In WLS: using the shrinkage var_weights would correspond to estimating FGLS with a penalized variance function.
Vectorized OLS would correspond to SUR with a diagonal cross-sectional covariance matrix with a penalized variance function on the diagonal.

(related to SUR: we could extend this to shrinking cross-sectional cov to a target cov)

Both standard SUR/panel data and vectorized OLS assume balanced panel, which means shrinkage does not differ by individual group sample sizes as in oneway comparison or OLS with group dummies.

Similar methods could apply to other models, e.g. Poisson QMLE with excess dispersion or NegBin and other (excess) dispersion models. Binary/Binomial ? Beta-Binomial if we have counts.

[josef-pkt]

It can also apply to two-sample t-test.
e.g. add additional option use_var="shrink" and extra keywords, method_shrink and shrink_arg
where we shrink initially only by number of "prior" observations, e.g. shrink_arg=10 means assume pooled variance corresponds to 10 observations and shrinking weights are nobsi / (nobsi + 10) and 10 / (nobsi + 10).

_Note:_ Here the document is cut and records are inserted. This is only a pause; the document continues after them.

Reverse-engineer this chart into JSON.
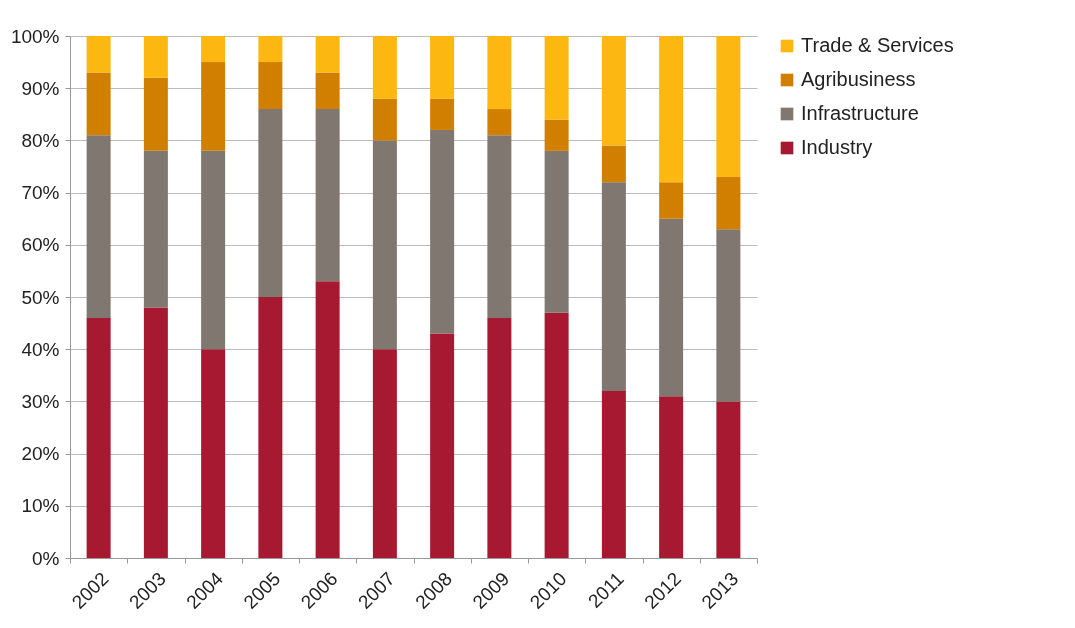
{
  "chart_data": {
    "type": "bar",
    "stacked": true,
    "categories": [
      "2002",
      "2003",
      "2004",
      "2005",
      "2006",
      "2007",
      "2008",
      "2009",
      "2010",
      "2011",
      "2012",
      "2013"
    ],
    "series": [
      {
        "name": "Industry",
        "color": "#a71930",
        "values": [
          46,
          48,
          40,
          50,
          53,
          40,
          43,
          46,
          47,
          32,
          31,
          30
        ]
      },
      {
        "name": "Infrastructure",
        "color": "#7f7770",
        "values": [
          35,
          30,
          38,
          36,
          33,
          40,
          39,
          35,
          31,
          40,
          34,
          33
        ]
      },
      {
        "name": "Agribusiness",
        "color": "#d07f00",
        "values": [
          12,
          14,
          17,
          9,
          7,
          8,
          6,
          5,
          6,
          7,
          7,
          10
        ]
      },
      {
        "name": "Trade & Services",
        "color": "#fcb711",
        "values": [
          7,
          8,
          5,
          5,
          7,
          12,
          12,
          14,
          16,
          21,
          28,
          27
        ]
      }
    ],
    "ylim": [
      0,
      100
    ],
    "yticks": [
      {
        "value": 0,
        "label": "0%"
      },
      {
        "value": 10,
        "label": "10%"
      },
      {
        "value": 20,
        "label": "20%"
      },
      {
        "value": 30,
        "label": "30%"
      },
      {
        "value": 40,
        "label": "40%"
      },
      {
        "value": 50,
        "label": "50%"
      },
      {
        "value": 60,
        "label": "60%"
      },
      {
        "value": 70,
        "label": "70%"
      },
      {
        "value": 80,
        "label": "80%"
      },
      {
        "value": 90,
        "label": "90%"
      },
      {
        "value": 100,
        "label": "100%"
      }
    ],
    "grid": "y",
    "legend": "right"
  }
}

Adding data dependent shrink methods will take more time and we first need to figure out which available "optimal" shrinking we implement.

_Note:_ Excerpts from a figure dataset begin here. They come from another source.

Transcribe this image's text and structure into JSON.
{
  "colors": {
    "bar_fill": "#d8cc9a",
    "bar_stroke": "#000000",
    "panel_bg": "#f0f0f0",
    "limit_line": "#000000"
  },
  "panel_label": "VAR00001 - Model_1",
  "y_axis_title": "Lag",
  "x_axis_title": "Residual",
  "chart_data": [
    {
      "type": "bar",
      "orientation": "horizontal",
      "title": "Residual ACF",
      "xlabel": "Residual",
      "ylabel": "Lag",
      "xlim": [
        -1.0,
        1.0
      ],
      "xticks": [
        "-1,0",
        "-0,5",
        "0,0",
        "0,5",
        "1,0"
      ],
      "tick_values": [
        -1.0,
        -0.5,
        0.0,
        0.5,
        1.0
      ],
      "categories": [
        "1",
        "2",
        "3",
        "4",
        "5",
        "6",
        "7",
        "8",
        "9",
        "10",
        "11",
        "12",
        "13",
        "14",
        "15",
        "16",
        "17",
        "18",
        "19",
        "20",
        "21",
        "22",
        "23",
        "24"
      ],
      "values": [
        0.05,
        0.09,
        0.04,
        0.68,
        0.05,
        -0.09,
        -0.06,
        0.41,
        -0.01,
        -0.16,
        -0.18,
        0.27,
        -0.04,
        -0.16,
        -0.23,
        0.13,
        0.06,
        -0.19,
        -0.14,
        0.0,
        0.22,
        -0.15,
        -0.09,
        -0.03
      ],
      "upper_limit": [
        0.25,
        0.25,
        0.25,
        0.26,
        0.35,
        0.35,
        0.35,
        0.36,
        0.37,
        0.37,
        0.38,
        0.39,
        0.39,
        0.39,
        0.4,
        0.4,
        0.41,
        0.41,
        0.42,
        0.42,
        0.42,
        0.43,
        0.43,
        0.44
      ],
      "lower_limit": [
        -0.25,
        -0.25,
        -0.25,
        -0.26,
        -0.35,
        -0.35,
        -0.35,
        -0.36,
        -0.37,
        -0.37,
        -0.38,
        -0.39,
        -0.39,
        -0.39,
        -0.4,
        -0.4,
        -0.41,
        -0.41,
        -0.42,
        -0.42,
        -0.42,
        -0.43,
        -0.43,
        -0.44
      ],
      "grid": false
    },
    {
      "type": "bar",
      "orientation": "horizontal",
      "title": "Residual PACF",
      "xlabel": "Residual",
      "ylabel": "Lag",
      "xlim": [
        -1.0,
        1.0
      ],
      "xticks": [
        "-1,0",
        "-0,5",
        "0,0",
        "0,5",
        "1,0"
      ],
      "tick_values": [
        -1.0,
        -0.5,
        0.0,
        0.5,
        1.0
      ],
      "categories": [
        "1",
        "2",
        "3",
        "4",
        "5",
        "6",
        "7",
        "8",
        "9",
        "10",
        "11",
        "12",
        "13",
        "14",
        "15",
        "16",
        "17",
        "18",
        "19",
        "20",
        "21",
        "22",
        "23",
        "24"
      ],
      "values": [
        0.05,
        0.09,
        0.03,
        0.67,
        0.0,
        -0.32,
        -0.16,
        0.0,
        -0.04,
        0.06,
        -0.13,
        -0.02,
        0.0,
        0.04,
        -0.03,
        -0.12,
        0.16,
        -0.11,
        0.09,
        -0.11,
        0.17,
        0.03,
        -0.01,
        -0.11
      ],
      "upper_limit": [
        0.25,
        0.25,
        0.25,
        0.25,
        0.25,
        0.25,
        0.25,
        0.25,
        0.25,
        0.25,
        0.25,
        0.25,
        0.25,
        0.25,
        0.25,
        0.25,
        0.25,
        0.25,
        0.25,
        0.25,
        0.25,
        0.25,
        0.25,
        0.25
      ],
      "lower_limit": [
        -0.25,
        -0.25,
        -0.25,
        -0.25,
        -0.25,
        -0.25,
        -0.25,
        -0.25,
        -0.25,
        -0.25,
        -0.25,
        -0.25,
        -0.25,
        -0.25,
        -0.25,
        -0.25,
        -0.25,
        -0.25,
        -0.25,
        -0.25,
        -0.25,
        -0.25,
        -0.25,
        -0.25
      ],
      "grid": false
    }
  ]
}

This empirical Bayes version has a large number of citations:
Smyth, Gordon K. 2004. “Linear Models and Empirical Bayes Methods for Assessing Differential Expression in Microarray Experiments.” Statistical Applications in Genetics and Molecular Biology 3 (1). https://doi.org/10.2202/1544-6115.1027.

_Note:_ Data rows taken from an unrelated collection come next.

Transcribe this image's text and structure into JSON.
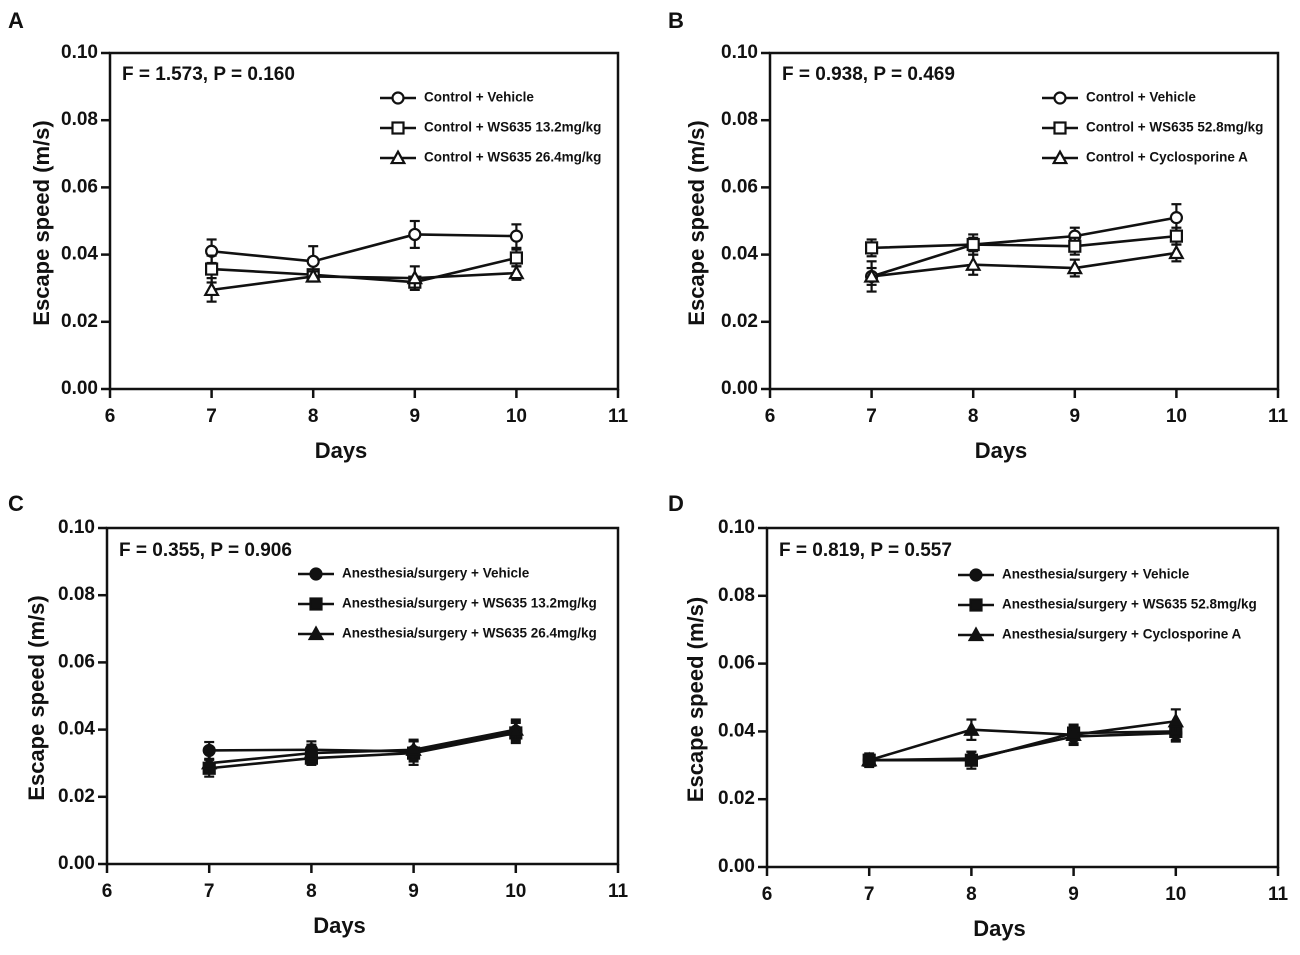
{
  "figure": {
    "panels": [
      {
        "letter": "A",
        "stat": "F = 1.573, P = 0.160",
        "series": [
          {
            "name": "Control + Vehicle",
            "marker": "circle-open"
          },
          {
            "name": "Control + WS635 13.2mg/kg",
            "marker": "square-open"
          },
          {
            "name": "Control + WS635 26.4mg/kg",
            "marker": "triangle-open"
          }
        ]
      },
      {
        "letter": "B",
        "stat": "F = 0.938, P = 0.469",
        "series": [
          {
            "name": "Control + Vehicle",
            "marker": "circle-open"
          },
          {
            "name": "Control + WS635 52.8mg/kg",
            "marker": "square-open"
          },
          {
            "name": "Control + Cyclosporine A",
            "marker": "triangle-open"
          }
        ]
      },
      {
        "letter": "C",
        "stat": "F = 0.355, P = 0.906",
        "series": [
          {
            "name": "Anesthesia/surgery + Vehicle",
            "marker": "circle-filled"
          },
          {
            "name": "Anesthesia/surgery + WS635 13.2mg/kg",
            "marker": "square-filled"
          },
          {
            "name": "Anesthesia/surgery + WS635 26.4mg/kg",
            "marker": "triangle-filled"
          }
        ]
      },
      {
        "letter": "D",
        "stat": "F = 0.819, P = 0.557",
        "series": [
          {
            "name": "Anesthesia/surgery + Vehicle",
            "marker": "circle-filled"
          },
          {
            "name": "Anesthesia/surgery + WS635 52.8mg/kg",
            "marker": "square-filled"
          },
          {
            "name": "Anesthesia/surgery + Cyclosporine A",
            "marker": "triangle-filled"
          }
        ]
      }
    ]
  },
  "chart_data": [
    {
      "panel": "A",
      "type": "line",
      "title": "",
      "xlabel": "Days",
      "ylabel": "Escape speed (m/s)",
      "xlim": [
        6,
        11
      ],
      "ylim": [
        0.0,
        0.1
      ],
      "x_ticks": [
        "6",
        "7",
        "8",
        "9",
        "10",
        "11"
      ],
      "y_ticks": [
        "0.00",
        "0.02",
        "0.04",
        "0.06",
        "0.08",
        "0.10"
      ],
      "annotation": "F = 1.573, P = 0.160",
      "x": [
        7,
        8,
        9,
        10
      ],
      "series": [
        {
          "name": "Control + Vehicle",
          "values": [
            0.041,
            0.038,
            0.046,
            0.0455
          ],
          "errors": [
            0.0035,
            0.0045,
            0.004,
            0.0035
          ]
        },
        {
          "name": "Control + WS635 13.2mg/kg",
          "values": [
            0.0357,
            0.034,
            0.0318,
            0.039
          ],
          "errors": [
            0.004,
            0.0015,
            0.0015,
            0.0025
          ]
        },
        {
          "name": "Control + WS635 26.4mg/kg",
          "values": [
            0.0295,
            0.0335,
            0.033,
            0.0345
          ],
          "errors": [
            0.0035,
            0.0015,
            0.0035,
            0.002
          ]
        }
      ]
    },
    {
      "panel": "B",
      "type": "line",
      "title": "",
      "xlabel": "Days",
      "ylabel": "Escape speed (m/s)",
      "xlim": [
        6,
        11
      ],
      "ylim": [
        0.0,
        0.1
      ],
      "x_ticks": [
        "6",
        "7",
        "8",
        "9",
        "10",
        "11"
      ],
      "y_ticks": [
        "0.00",
        "0.02",
        "0.04",
        "0.06",
        "0.08",
        "0.10"
      ],
      "annotation": "F = 0.938, P = 0.469",
      "x": [
        7,
        8,
        9,
        10
      ],
      "series": [
        {
          "name": "Control + Vehicle",
          "values": [
            0.0335,
            0.043,
            0.0455,
            0.051
          ],
          "errors": [
            0.0025,
            0.002,
            0.0025,
            0.004
          ]
        },
        {
          "name": "Control + WS635 52.8mg/kg",
          "values": [
            0.042,
            0.043,
            0.0425,
            0.0455
          ],
          "errors": [
            0.0025,
            0.003,
            0.0025,
            0.0025
          ]
        },
        {
          "name": "Control + Cyclosporine A",
          "values": [
            0.0335,
            0.037,
            0.036,
            0.0405
          ],
          "errors": [
            0.0045,
            0.003,
            0.0025,
            0.0025
          ]
        }
      ]
    },
    {
      "panel": "C",
      "type": "line",
      "title": "",
      "xlabel": "Days",
      "ylabel": "Escape speed (m/s)",
      "xlim": [
        6,
        11
      ],
      "ylim": [
        0.0,
        0.1
      ],
      "x_ticks": [
        "6",
        "7",
        "8",
        "9",
        "10",
        "11"
      ],
      "y_ticks": [
        "0.00",
        "0.02",
        "0.04",
        "0.06",
        "0.08",
        "0.10"
      ],
      "annotation": "F = 0.355, P = 0.906",
      "x": [
        7,
        8,
        9,
        10
      ],
      "series": [
        {
          "name": "Anesthesia/surgery + Vehicle",
          "values": [
            0.0338,
            0.034,
            0.0335,
            0.0395
          ],
          "errors": [
            0.0025,
            0.0025,
            0.003,
            0.003
          ]
        },
        {
          "name": "Anesthesia/surgery + WS635 13.2mg/kg",
          "values": [
            0.0285,
            0.0315,
            0.033,
            0.039
          ],
          "errors": [
            0.0025,
            0.002,
            0.0035,
            0.003
          ]
        },
        {
          "name": "Anesthesia/surgery + WS635 26.4mg/kg",
          "values": [
            0.03,
            0.033,
            0.034,
            0.04
          ],
          "errors": [
            0.003,
            0.0025,
            0.003,
            0.003
          ]
        }
      ]
    },
    {
      "panel": "D",
      "type": "line",
      "title": "",
      "xlabel": "Days",
      "ylabel": "Escape speed (m/s)",
      "xlim": [
        6,
        11
      ],
      "ylim": [
        0.0,
        0.1
      ],
      "x_ticks": [
        "6",
        "7",
        "8",
        "9",
        "10",
        "11"
      ],
      "y_ticks": [
        "0.00",
        "0.02",
        "0.04",
        "0.06",
        "0.08",
        "0.10"
      ],
      "annotation": "F = 0.819, P = 0.557",
      "x": [
        7,
        8,
        9,
        10
      ],
      "series": [
        {
          "name": "Anesthesia/surgery + Vehicle",
          "values": [
            0.0315,
            0.032,
            0.0385,
            0.0395
          ],
          "errors": [
            0.0015,
            0.002,
            0.002,
            0.0025
          ]
        },
        {
          "name": "Anesthesia/surgery + WS635 52.8mg/kg",
          "values": [
            0.0315,
            0.0315,
            0.0395,
            0.04
          ],
          "errors": [
            0.002,
            0.0025,
            0.002,
            0.0025
          ]
        },
        {
          "name": "Anesthesia/surgery + Cyclosporine A",
          "values": [
            0.0315,
            0.0405,
            0.039,
            0.043
          ],
          "errors": [
            0.0015,
            0.003,
            0.003,
            0.0035
          ]
        }
      ]
    }
  ]
}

but it estimates the prior variance and does not just use the standard pooled variance as shrinking target (AFAICS from brief skimming)

I found the article because the following article is based on it, uses Smyth as main reference for shrinkage
Qiu, Jing, Yue Qi, and Xiangqin Cui. 2014. “Applying Shrinkage Variance Estimators to the TOST Test in High Dimensional Settings.” Statistical Applications in Genetics and Molecular Biology 13 (3): 323–41. https://doi.org/10.1515/sagmb-2013-0045.

Aside, problem for implementation:
AFAICS, the literature on variance shrinking for Microarray that include optimal shrinkage weights are all for balanced panels, i.e. equal nobs in all samples.
This makes it more difficult to shrink mainly variances of groups that have fewer observations.

[josef-pkt]

interface idea:

use a dict for var shrinkage if not None, shrink_var=None in relevant test functions or methods of classes:
e.g.
shrink_option = {
"???": "add", # additive or multiplicative, keyword name ?
"weight": None # value of shrinkage parameter, additive or power coefficient, float in (0, 1), maybe tuple if sum < 1.
possibly string for "optimal" shrinkage method (if we have data to compute it)
"target": "mean" # string or float, shrinkage target, "mean" works if we have two or more samples.
and e.g. target="geom" for geometric mean instead of arithmetic mean.
"ddof": 0 # degrees of freedom correction, not sure whether we need to use it. e.g. Do we correct Welch df for shrinkage?
Which effective df do we use?
}

and maybe an option for handling cases where the variance in a sample is zero, lower bound or ignore, (eg. nobsi=1 ?)
(geometric mean is zero if any variance is zero)

Aside:
we might need to validate dict keys that they are valid and not misspelled or unused keywords.
maybe a helper function to update a dict with another dict or just one that validates keys.
kwds_default.update(kwds_user)

currently, e.g. for cov_kwds of cov_type, we validate mainly case by case and not at source.
That was easier in that case because valid cov_kwds depends on cov_type.